Der Islam hat in der Schweiz laut der Volkszählung aus dem Jahr 2012 rund 328‘000 Anhänger,[1] andere Angaben gehen 2007 von über 440'000 Muslimen in der Schweiz aus (5,8 % Anteil in der Gesamtbevölkerung).[2] Die meisten von ihnen sind seit Mitte des 20. Jahrhunderts aus dem ehemaligen Jugoslawien und der Türkei eingewandert. Der Islam ist damit nach dem Christentum die zweitgrösste Religionsgemeinschaft in der Schweiz.
Die Geschichte des Islams in der heutigen Schweiz ist älter als die Eidgenossenschaft an sich. Sie beginnt im 10. Jahrhundert, als Muslime vorübergehend das Hochburgund beziehungsweise die heutige Schweiz erreichten.[3][4]
Aus dem südfranzösischen Fraxinetum (Provence) vorstossende Araber -auch als Sarazenen bezeichnet- eroberten 939 Genf. Sie beherrschten in den folgenden Jahren das Wallis, Teile Graubündens und der Ostschweiz. Zwischen 952 und 960 beherrschten die Araber nach der Schlacht bei Orbe weite Teile im Süden und Westen der Schweiz einschliesslich des Grossen St. Bernhard-Passes[5] und stiessen im Nordosten ebenfalls bis St. Gallen vor, im Südosten bis Pontresina.[6] Die arabischen Überfälle («Razzien») wurden mit der Eroberung des Brückenkopfs Fraxinetum durch provencialische Truppen um 975 beendet. Etymologische Ableitungen einiger Walliser Ortsnamen von arabischen Bezeichnungen werden derzeit von der linguistischen Forschung abgelehnt.[4] Siedlungsspuren der Sarazenen im schweizerischen Alpenraum wurden bis jetzt ebenfalls nicht entdeckt.[4]

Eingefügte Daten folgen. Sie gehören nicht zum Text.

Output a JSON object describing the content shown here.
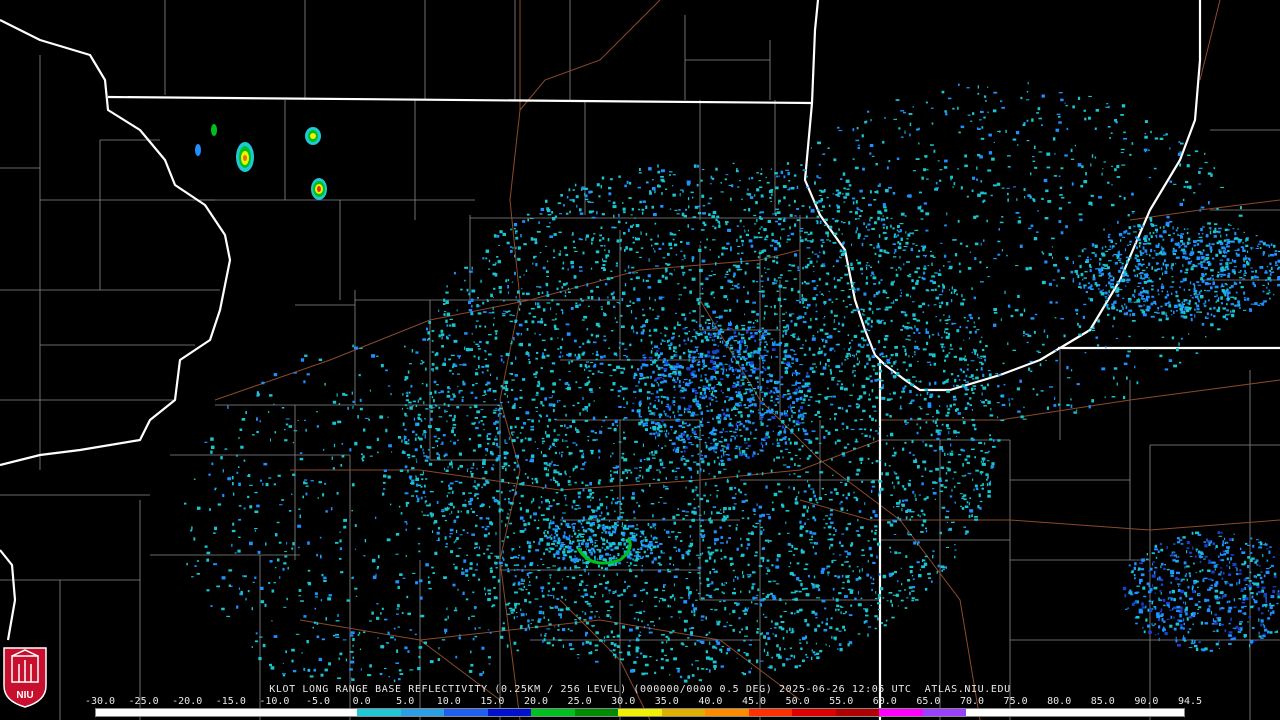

1935 fand in der Schweiz ein von Ägyptern inspirierter Kongress Europäischer Muslime statt. Im Jahr 1945 kamen die ersten Türken in die Schweiz, um sich an schweizerischen Hochschulen – zum Teil mit Unterstützung des türkischen Staates – ausbilden zu lassen (darunter auch der spätere Minister Tahsin Önalp, der an der ETH Zürich promoviert wurde). Die meisten kehrten nach dem Abschluss des Studiums wieder in die Türkei zurück. 1946 kam auch eine Gruppe Ahmadiyya-Missionare ins Land und bauten mit der Mahmud-Moschee in Zürich 1963 die erste Moschee der Schweiz. 1978 wurde die Genfer Moschee eröffnet.
Anfang 1960er bis Mitte der 1970er Jahre kamen türkische Gastarbeiter und etwas später ihre Familien (siehe auch Türkeistämmige in der Schweiz). Zur gleichen Zeit wanderten Gastarbeiter aus den islamisch geprägten Teilen Jugoslawiens in die Schweiz ein. Daher flohen während des Bosnienkrieges und des Kosovokrieges viele Menschen aus diesen Regionen zu ihren Verwandten. Der Islam in der deutschsprachigen Zentralschweiz ist daher vor allem bosnisch, albanisch (siehe Albaner in der Schweiz) und türkisch geprägt (siehe auch Pakistaner in der Schweiz), in der Romandie sind arabischstämmige Muslime stärker vertreten. Die grössten muslimischen Bevölkerungsanteile finden sich in der französischsprachigen Westschweiz, die geringsten in der italienischen Südschweiz.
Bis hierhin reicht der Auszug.